The facts on what Canadians
believe with respect to using law to govern abortion are, again,
difficult
to obtain, because depending on the nature of the questions asked in
a survey and how the results are interpreted, different claims can be
made. One survey showed that about two- thirds of Canadians believe
unborn children deserve some legal protection, at the latest at
viability.
Another said more than 50 per cent of Canadians believe we should leave
the abortion legal status quo as it stands.
The strongest consensus that
a woman should have the option of abortion, that is, it should not be
legally prohibited, exists in relation to pregnancy resulting from rape
(Gagnon cites 94 per cent of Quebecers surveyed took this position)

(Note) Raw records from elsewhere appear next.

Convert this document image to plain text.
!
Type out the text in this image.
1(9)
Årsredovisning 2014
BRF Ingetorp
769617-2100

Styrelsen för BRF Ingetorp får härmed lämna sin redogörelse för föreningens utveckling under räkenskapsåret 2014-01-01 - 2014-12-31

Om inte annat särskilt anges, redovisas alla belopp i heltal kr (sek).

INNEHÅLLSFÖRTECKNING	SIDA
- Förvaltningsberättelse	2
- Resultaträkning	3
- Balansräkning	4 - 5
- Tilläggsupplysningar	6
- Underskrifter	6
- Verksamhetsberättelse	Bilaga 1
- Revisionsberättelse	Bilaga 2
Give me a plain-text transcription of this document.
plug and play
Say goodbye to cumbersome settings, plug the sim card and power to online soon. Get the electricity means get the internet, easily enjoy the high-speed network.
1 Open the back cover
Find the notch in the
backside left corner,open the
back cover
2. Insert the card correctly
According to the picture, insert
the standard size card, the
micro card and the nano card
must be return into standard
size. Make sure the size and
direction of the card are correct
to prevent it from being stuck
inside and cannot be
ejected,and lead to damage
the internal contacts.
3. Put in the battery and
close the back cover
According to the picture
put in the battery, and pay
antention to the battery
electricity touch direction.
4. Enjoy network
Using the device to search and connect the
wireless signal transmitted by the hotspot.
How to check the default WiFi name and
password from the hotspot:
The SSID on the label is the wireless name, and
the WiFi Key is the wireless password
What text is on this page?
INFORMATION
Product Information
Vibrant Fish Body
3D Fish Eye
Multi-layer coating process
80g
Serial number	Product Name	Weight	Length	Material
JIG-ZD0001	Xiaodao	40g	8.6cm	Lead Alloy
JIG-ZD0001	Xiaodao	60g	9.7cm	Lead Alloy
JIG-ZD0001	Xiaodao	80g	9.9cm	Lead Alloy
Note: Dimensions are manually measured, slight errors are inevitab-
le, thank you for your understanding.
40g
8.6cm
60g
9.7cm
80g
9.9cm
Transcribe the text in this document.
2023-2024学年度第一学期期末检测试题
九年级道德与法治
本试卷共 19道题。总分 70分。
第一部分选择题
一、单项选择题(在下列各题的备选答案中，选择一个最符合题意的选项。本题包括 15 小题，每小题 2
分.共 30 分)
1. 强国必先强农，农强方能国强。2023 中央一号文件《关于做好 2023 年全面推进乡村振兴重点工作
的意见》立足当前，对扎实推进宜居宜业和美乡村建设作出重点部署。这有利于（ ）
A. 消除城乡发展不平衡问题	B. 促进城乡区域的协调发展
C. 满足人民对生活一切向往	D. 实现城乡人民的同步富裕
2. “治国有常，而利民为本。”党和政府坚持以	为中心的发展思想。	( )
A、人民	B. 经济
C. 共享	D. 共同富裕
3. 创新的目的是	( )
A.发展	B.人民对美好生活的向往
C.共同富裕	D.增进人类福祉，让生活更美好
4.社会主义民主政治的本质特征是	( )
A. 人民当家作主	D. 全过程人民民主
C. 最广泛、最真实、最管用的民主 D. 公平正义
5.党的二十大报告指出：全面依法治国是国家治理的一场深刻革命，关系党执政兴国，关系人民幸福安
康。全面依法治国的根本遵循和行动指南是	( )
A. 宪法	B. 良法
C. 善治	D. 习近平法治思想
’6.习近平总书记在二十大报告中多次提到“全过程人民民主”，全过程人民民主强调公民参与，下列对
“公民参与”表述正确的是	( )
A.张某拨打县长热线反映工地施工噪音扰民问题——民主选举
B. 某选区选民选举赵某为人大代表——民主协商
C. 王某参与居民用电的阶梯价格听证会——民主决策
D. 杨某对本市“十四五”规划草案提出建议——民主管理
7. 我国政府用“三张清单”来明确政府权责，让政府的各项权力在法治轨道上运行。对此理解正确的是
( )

or where there is a serious risk to a woman's life or health in
continuing
the pregnancy, a very rare situation. Most people also believe that
abortion-on-demand should not be available where the baby, if delivered,
would be viable, that is, there should be legal restrictions, at this
point at the latest.
But between the two poles of
a spectrum from unrestricted availability of abortion throughout
pregnancy
- the present situation - to prohibiting it entirely, there is a wide
variety of opinion and certainly no overall consensus on any given
approach.
If Cardinal Marc Ouellet's
recent call for a national debate on abortion is heeded, the pro-choice
advocates who attacked him and precipitated that call might regret their
action. Provided the debate is open and honest, the myths about
late-term
abortion being rare and that in Canada there is an overall consensus
on whether we need some law to govern abortion will be exposed. It would
then be up to Canadians to decide what to do. In making this decision,
we would need to keep in mind that the law expresses and carries our
shared values and having no law to protect unborn children is a choice
that reflects certain values and is not a neutral stance.
The likely possibility is,
however, that pro-choice advocates and politicians will continue to
argue there is no need for a debate.
But if the consensus they claim
does exist, they have nothing to fear. And if it does not, then in a
democracy a debate is exactly what is required.
Margaret Somerville is director
of the Centre for Medicine, Ethics and Law at McGill University.